How Did Felix Baumgartner’s Heart Cope in Record Jump?

When skydiver Felix Baumgartner jumped 24 miles to the earth — and breaking world records and the sound barrier in the process — his heart rate and breathing rate was closely monitored to understand the particular stresses his body would endure. 

Some of the data being released is actually quite staggering, and reinforces the wonders of the human body.

“You could get a true picture of how his body was transforming, adapting and performing in comparison to the different stresses and strains he was going through,” said Anmol Sood, Chief Executive of Equivital, the company that provided the equipment that checked the sydiver’s vital signs during the jump. “Would that be breaking sound barrier at 833 miles per hour, or would that be going through launching and having the nervousness of preparing for that launch?”

Sood sat down with the BBC to talk about some of his company’s observations regarding the launch and the first third of the freefall.
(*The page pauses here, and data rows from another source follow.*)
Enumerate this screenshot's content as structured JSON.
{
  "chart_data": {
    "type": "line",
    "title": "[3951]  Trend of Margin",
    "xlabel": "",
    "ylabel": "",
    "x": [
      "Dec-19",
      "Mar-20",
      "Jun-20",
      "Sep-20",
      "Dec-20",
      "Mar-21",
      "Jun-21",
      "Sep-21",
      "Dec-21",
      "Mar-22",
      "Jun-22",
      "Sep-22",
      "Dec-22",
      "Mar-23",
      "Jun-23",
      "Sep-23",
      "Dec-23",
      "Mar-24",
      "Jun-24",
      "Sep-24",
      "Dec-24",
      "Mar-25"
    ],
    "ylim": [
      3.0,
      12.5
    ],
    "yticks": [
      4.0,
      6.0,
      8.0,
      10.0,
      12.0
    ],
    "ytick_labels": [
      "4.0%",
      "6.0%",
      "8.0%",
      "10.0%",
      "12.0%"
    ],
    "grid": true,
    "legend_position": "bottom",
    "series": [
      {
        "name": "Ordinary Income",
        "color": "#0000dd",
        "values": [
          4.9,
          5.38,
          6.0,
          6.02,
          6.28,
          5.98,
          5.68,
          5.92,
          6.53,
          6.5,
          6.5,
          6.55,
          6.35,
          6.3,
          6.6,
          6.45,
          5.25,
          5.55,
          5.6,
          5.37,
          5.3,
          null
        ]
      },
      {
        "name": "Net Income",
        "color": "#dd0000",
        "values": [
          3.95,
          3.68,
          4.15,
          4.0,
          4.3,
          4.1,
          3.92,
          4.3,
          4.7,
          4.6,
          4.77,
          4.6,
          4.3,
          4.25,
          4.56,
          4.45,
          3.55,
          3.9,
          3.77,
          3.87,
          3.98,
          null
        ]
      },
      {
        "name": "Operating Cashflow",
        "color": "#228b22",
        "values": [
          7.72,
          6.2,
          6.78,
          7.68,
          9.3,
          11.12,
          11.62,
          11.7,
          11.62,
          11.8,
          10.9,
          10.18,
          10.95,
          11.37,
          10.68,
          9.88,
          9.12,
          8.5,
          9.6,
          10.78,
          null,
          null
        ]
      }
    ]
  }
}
Here are some of the highlights:

  • Felix was carrying about 30 kilograms on his back
  • He experienced adrenaline rush, pressure to perform, and nervousness 
  • His heart rate during the launch phase averaged about 60 beats per minute as he was ascending from the ground. 
  • His breathing rate was about 12-14 beats per minute 
  • The average resting heart rate for a fit, healthy 43-year-old man would be about 60 beats per minute
  • His heart rate between on the first third of the jump was 160-180 beats per minute, including when he was spinning — about what a middle-aged man would get to during exercise.